- Born: 12 February 1962 (age 64) London, England
- Other name: Magdalene St Luce
- Education: Barking College
- Occupation: Dramatist

= Jacqueline Rudet =

British dramatist (born 1962)

Jacqueline Rudet (born 12 February 1962) is a British dramatist.

==Biography==
Born in London, England, Jacqueline Rudet (also known as Magdalene St Luce), spent her early years in the Caribbean island of Dominica, before returning to Britain, and studying drama at Barking College.

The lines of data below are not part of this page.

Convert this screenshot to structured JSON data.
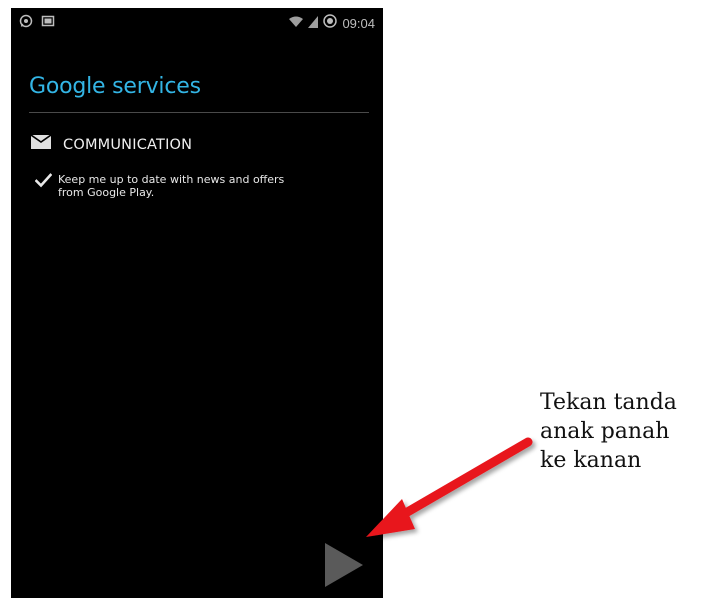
{
  "status_bar": {
    "left_icons": [
      "whatsapp-icon",
      "screenshot-icon"
    ],
    "right_icons": [
      "wifi-icon",
      "signal-icon",
      "data-sync-icon"
    ],
    "time": "09:04"
  },
  "screen": {
    "title": "Google services",
    "section": {
      "icon": "mail-icon",
      "label": "COMMUNICATION"
    },
    "option": {
      "checked": true,
      "line1": "Keep me up to date with news and offers",
      "line2": "from Google Play."
    },
    "next_button_icon": "play-arrow-icon"
  },
  "annotation": {
    "lines": [
      "Tekan tanda",
      "anak panah",
      "ke kanan"
    ],
    "arrow_color": "#e8141c"
  },
  "colors": {
    "title": "#33b5e5",
    "screen_bg": "#000000",
    "divider": "#4a4a4a"
  }
}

Rudet's play Basin opened at the Royal Court Theatre on 29 October 1985. Set in a London flat after a party the night before, the story centring on the friendship between three Dominican women living in London, Basin was published in Black Plays, edited by Yvonne Brewster (Methuen, 1987), and extracts were included in the anthology Daughters of Africa (edited by Margaret Busby, 1992).

==Works==
- Money to Live. First produced at the Royal Court Theatre, 1984. Published in Plays by Women, Vol. 5, ed. Mary Remnant, Methuen, 1986).
- Basin. Produced at the Royal Court Theatre, 1985.
- God's Second In Command. First produced at the Royal Court Theatre, 1985.
- Take Back What's Yours. First produced at the Warehouse Theatre, Croydon, 1989.